3-Penten-2-one
- Names: Preferred IUPAC name Pent-3-en-2-one

Identifiers
- CAS Number: 625-33-2 (unspecified); 3102-33-8 (E); 3102-32-7 (Z);
- 3D model (JSmol): (E): Interactive image; (Z): Interactive image;
- Beilstein Reference: 3-01-00-02985
- ChemSpider: 11747 (unspecified); 553493 (E); 4512214 (Z);
- ECHA InfoCard: 100.009.899
- EC Number: 210-888-3;
- PubChem CID: 12248 (unspecified); 637920 (E); 5356572 (Z);
- UNII: 4WN5NGB7KX (E); W8XX21WHYC (Z);
- CompTox Dashboard (EPA): DTXSID0060800 ;

Properties
- Chemical formula: C_{5}H_{8}O
- Molar mass: 84.118 g·mol^{−1}
- Appearance: colourless liquid
- Density: 0.861 g·cm^{−3} 0,862 g·cm^{−3} (E)
- Boiling point: 122 °C (252 °F; 395 K)
- Solubility in water: soluble in water, acetone and ether (E)
- Hazards: Occupational safety and health (OHS/OSH):
- Main hazards: Flammable and toxic
- Pictograms: GHS02: Flammable GHS07: Exclamation mark
- Signal word: Danger
- Hazard statements: H225, H312, H315, H319, H335
- Precautionary statements: P210, P233, P240, P241, P242, P243, P261, P264, P271, P280, P302+P352, P303+P361+P353, P304+P340, P305+P351+P338, P312, P321, P322, P332+P313, P337+P313, P362, P363, P370+P378, P403+P233, P403+P235, P405, P501
- Safety data sheet (SDS): Safety Data Sheet

= 3-Penten-2-one =

3-Penten-2-one is an organic compound with the formula CH_{3}C(O)CH=CHCH_{3}. It exists as (E) and (Z) stereoisomers. The compound is classified as an α,β-unsaturated ketone. It is a colorless volatile liquid with fruity to pungent odor.

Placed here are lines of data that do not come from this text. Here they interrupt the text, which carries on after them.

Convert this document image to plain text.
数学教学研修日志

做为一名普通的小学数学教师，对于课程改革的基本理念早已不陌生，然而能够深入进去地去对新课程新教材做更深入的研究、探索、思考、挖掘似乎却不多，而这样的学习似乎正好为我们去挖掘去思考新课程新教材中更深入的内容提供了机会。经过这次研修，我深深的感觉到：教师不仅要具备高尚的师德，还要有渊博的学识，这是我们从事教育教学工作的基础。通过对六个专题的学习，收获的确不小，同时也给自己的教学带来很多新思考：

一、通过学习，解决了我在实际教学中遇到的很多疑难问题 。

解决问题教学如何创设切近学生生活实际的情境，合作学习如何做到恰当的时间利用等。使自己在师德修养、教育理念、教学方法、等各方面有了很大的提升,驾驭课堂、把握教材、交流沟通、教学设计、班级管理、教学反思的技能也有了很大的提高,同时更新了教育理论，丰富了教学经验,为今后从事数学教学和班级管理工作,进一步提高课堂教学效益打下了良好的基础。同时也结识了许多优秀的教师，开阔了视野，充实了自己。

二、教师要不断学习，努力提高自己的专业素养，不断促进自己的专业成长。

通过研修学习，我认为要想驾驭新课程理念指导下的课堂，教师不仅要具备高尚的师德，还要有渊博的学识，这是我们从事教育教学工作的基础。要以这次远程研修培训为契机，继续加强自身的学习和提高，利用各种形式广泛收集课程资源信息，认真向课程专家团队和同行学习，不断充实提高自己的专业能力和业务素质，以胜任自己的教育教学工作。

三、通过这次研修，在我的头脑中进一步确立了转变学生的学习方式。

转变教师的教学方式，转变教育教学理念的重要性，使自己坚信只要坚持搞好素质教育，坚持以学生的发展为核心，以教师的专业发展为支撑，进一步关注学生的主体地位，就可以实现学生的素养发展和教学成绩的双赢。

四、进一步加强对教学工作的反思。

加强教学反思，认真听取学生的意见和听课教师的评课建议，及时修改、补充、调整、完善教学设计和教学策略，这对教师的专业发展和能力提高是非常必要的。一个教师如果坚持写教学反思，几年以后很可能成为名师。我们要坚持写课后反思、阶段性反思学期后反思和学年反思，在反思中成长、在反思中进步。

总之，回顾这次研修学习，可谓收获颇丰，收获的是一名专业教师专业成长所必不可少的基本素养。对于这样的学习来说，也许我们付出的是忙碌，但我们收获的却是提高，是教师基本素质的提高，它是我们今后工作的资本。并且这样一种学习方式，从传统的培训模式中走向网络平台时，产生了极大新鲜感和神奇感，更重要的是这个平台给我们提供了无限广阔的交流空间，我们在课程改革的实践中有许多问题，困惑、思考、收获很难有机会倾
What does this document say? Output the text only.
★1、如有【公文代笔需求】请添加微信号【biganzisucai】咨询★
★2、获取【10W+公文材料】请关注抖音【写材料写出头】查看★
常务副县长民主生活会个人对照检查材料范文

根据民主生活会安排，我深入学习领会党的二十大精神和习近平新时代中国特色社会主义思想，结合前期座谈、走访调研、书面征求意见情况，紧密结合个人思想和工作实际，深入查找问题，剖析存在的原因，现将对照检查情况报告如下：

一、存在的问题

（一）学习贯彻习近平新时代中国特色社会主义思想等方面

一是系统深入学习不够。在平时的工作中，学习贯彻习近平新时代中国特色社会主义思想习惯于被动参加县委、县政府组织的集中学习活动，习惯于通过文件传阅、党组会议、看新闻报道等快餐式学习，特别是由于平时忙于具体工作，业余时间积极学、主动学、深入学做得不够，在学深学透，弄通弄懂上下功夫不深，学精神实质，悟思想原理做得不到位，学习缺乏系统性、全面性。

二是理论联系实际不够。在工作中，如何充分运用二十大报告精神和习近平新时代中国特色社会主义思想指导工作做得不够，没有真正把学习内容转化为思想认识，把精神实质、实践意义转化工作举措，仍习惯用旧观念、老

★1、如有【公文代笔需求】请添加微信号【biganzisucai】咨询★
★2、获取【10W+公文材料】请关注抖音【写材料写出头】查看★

== Preparation, occurrence, uses==
The (E) isomer is classically obtained from the 3-chloropentanone by dehydrohalogenation. It can also be obtained by dehydration of 4-hydroxy-pentan-2-one using oxalic acid as a catalyst.

3-Penten-2-one occurs naturally in the berries of two species of Aronia melanocarpa. It has also been found in other plants and foods such as tomatoes, cocoa, tea, and potato chips.

3-Penten-2-one can be used for the synthesis of other compounds such as the alkaloids senepodine G and cermizine C, for example. It is also a useful flavoring agent.